Non-Proteinogenic Amino Acid β-N-Methylamino-L-Alanine (BMAA): Bioactivity and Ecological Significance

Abstract

Research interest in a non-protein amino acid β-N-methylamino-L-alanine (BMAA) arose due to the discovery of a connection between exposure to BMAA and the occurrence of neurodegenerative diseases. Previous reviews on this topic either considered BMAA as a risk factor for neurodegenerative diseases or focused on the problems of detecting BMAA in various environmental samples. Our review is devoted to a wide range of fundamental biological problems related to BMAA, including the molecular mechanisms of biological activity of BMAA and the complex relationships between producers of BMAA and the environment in various natural ecosystems. At the beginning, we briefly recall the most important facts about the producers of BMAA (cyanobacteria, microalgae, and bacteria), the pathways of BMAA biosynthesis, and reliable methods of identification of BMAA. The main distinctive feature of our review is a detailed examination of the molecular mechanisms underlying the toxicity of BMAA to living cells. A brand new aspect, not previously discussed in any reviews, is the effect of BMAA on cyanobacterial cells. These recent studies, conducted using transcriptomics and proteomics, revealed potent regulatory effects of BMAA on the basic metabolism and cell development of these ancient photoautotrophic prokaryotes. Exogenous BMAA strongly influences cell differentiation and primary metabolic processes in cyanobacteria, such as nitrogen fixation, photosynthesis, carbon fixation, and various biosynthetic processes involving 2-oxoglutarate and glutamate. Cyanobacteria were found to be more sensitive to exogenous BMAA under nitrogen-limited growth conditions. We suggest a hypothesis that this toxic diaminoacid can be used by phytoplankton organisms as a possible allelopathic tool for controlling the population of cyanobacterial cells during a period of intense competition for nitrogen and other resources in various ecosystems.

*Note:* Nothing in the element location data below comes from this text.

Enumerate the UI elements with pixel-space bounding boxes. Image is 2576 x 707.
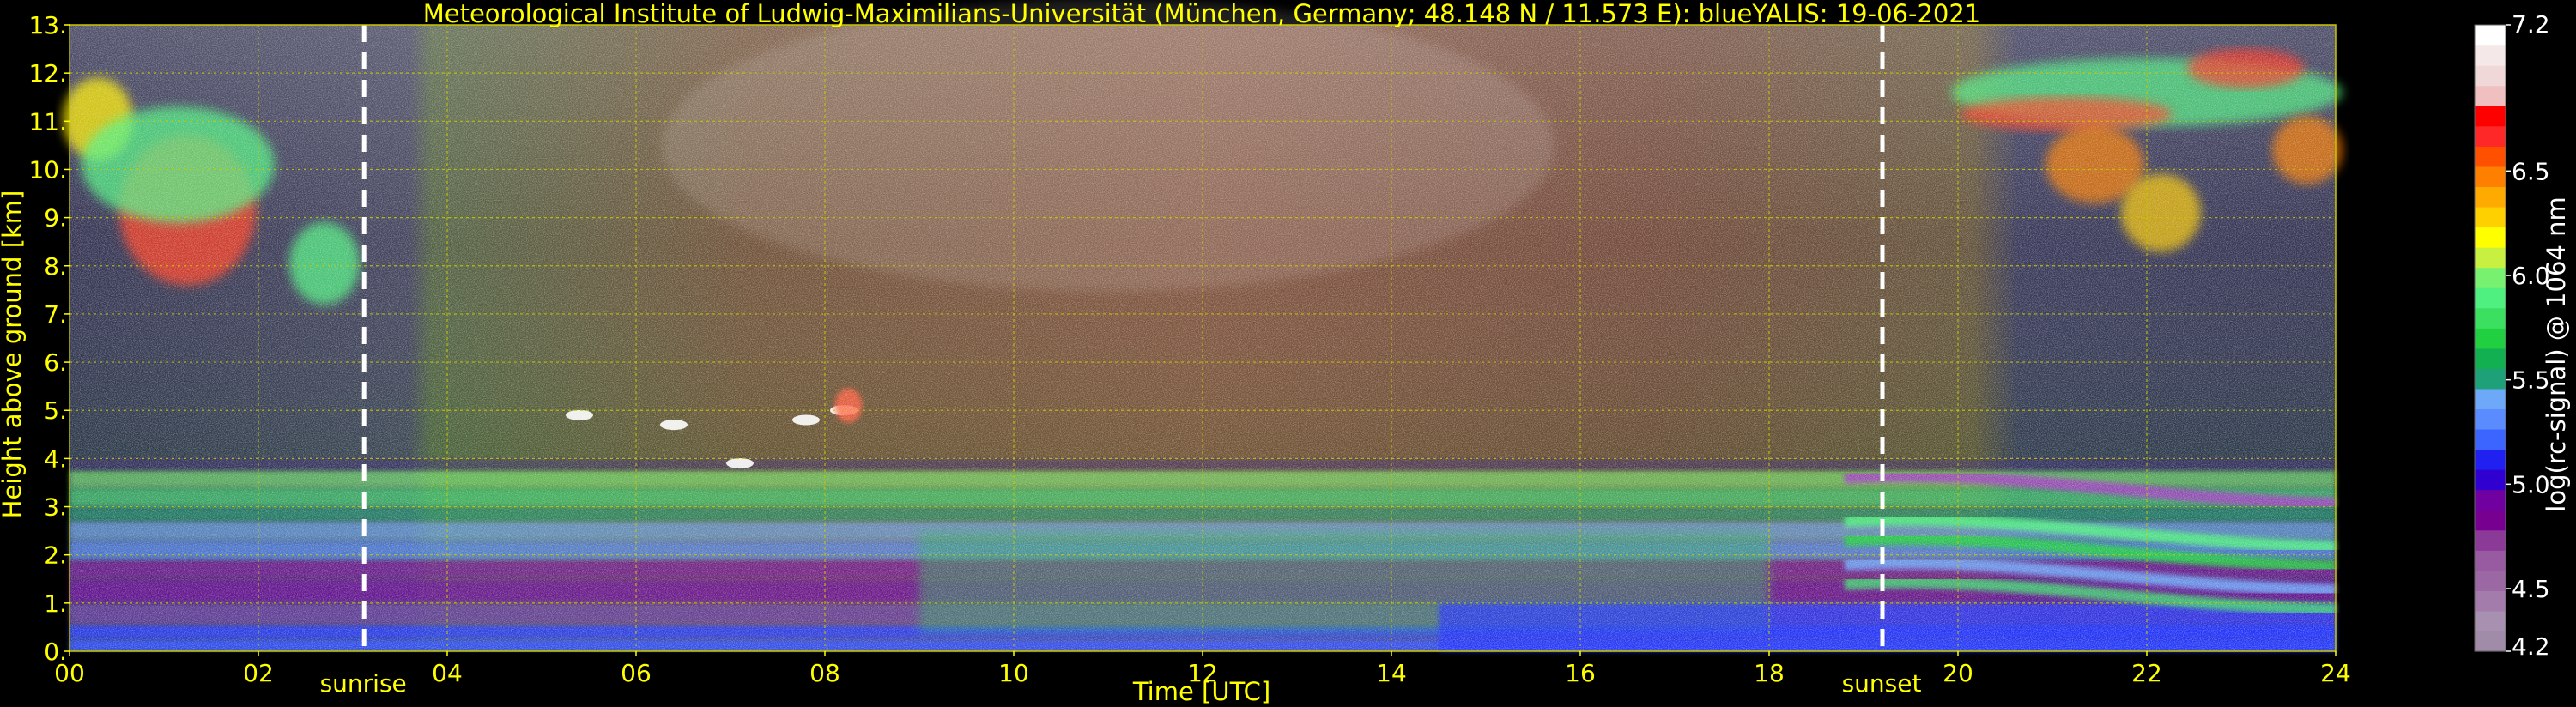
x-tick-label-11: 22 bbox=[2131, 659, 2162, 687]
x-tick-label-1: 02 bbox=[243, 659, 274, 687]
colorbar-block-19 bbox=[2475, 247, 2506, 269]
colorbar-block-11 bbox=[2475, 408, 2506, 430]
colorbar-block-5 bbox=[2475, 529, 2506, 551]
colorbar-block-9 bbox=[2475, 449, 2506, 470]
y-tick-label-1: 1. bbox=[44, 589, 67, 618]
colorbar-tick-label-1: 4.5 bbox=[2512, 575, 2550, 603]
colorbar-tick-label-5: 6.5 bbox=[2512, 157, 2550, 185]
event-label-sunset: sunset bbox=[1842, 669, 1922, 698]
event-label-sunrise: sunrise bbox=[320, 669, 407, 698]
colorbar-block-30 bbox=[2475, 25, 2506, 46]
x-tick-label-9: 18 bbox=[1754, 659, 1785, 687]
event-labels: sunrise sunset bbox=[320, 669, 1922, 698]
colorbar-block-2 bbox=[2475, 590, 2506, 612]
y-axis-label: Height above ground [km] bbox=[0, 190, 27, 519]
y-axis-ticks: 0. 1. 2. 3. 4. 5. 6. 7. 8. 9. 10. 11. 12. 13. bbox=[28, 11, 70, 666]
colorbar-block-3 bbox=[2475, 570, 2506, 591]
y-tick-label-10: 10. bbox=[28, 155, 67, 184]
colorbar-block-14 bbox=[2475, 347, 2506, 369]
colorbar-block-8 bbox=[2475, 469, 2506, 491]
colorbar-block-18 bbox=[2475, 267, 2506, 288]
x-tick-label-8: 16 bbox=[1565, 659, 1596, 687]
y-tick-label-8: 8. bbox=[44, 252, 67, 281]
y-tick-label-13: 13. bbox=[28, 11, 67, 39]
lidar-quicklook-chart: Meteorological Institute of Ludwig-Maxim… bbox=[0, 0, 2571, 706]
y-tick-label-5: 5. bbox=[44, 396, 67, 425]
colorbar-block-1 bbox=[2475, 610, 2506, 632]
x-axis-label: Time [UTC] bbox=[1132, 677, 1270, 706]
x-tick-label-7: 14 bbox=[1376, 659, 1407, 687]
colorbar-tick-label-0: 4.2 bbox=[2512, 632, 2550, 661]
y-tick-label-2: 2. bbox=[44, 541, 67, 570]
colorbar-block-27 bbox=[2475, 85, 2506, 106]
y-tick-label-4: 4. bbox=[44, 444, 67, 473]
y-tick-label-0: 0. bbox=[44, 638, 67, 666]
colorbar-block-7 bbox=[2475, 489, 2506, 511]
colorbar-color-blocks bbox=[2475, 25, 2506, 652]
colorbar-block-17 bbox=[2475, 287, 2506, 309]
colorbar-block-13 bbox=[2475, 368, 2506, 390]
colorbar-block-4 bbox=[2475, 550, 2506, 571]
colorbar-tick-label-6: 7.2 bbox=[2512, 10, 2550, 39]
chart-title: Meteorological Institute of Ludwig-Maxim… bbox=[423, 0, 1981, 28]
colorbar-block-12 bbox=[2475, 388, 2506, 410]
colorbar-block-29 bbox=[2475, 45, 2506, 66]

Keywords: LC-MS/MS; algae; cyanobacteria; diatoms; glutamate receptors; nitrogen metabolism; oxidative stress; photosynthesis; proteomics; toxic molecules.

Figure 1

This diagram shows the bioaccumulation pathways of BMAA.

Figure 2

Antimicrobial peptides (galantin (a) and paenilamicins (b,c)), which include BMAA (modified figure from [14]).

Figure 3

The scheme shows the effects of BMAA on model species of animals and plants, as well as cyanobacteria and diatoms.

Figure 4

Illustration of the regulatory effect of BMAA on cell differentiation and nitrogenase activity in diazotrophic cyanobacteria under various growth conditions [109]. BMAA up-regulates protein PII in nitrogen-replete conditions [108] and down-regulates protein PII in conditions of nitrogen starvation [107]. In mature heterocysts BMAA strongly inhibits the expression of the nifH gene in diazotrophic-growth conditions [105].

Figure 5

The effect of BMAA on various proteins in the cells of cyanobacteria Nostoc sp. PCC 7120 in nitrogen-replete conditions (A) and under conditions of nitrogen starvation (B). The light-blue arrows represent interactions between regulatory proteins PII and NicA and their main protein partners [173]. The red arrows indicate the downregulation of proteins and processes (↓), and the blue arrows indicate the upregulation of proteins and processes (↑) (modified figure from [107,108]).

Figure 6

Illustration of the “allelopathic tool” hypothesis. BMAA can be used in the fight for organic nitrogen [109].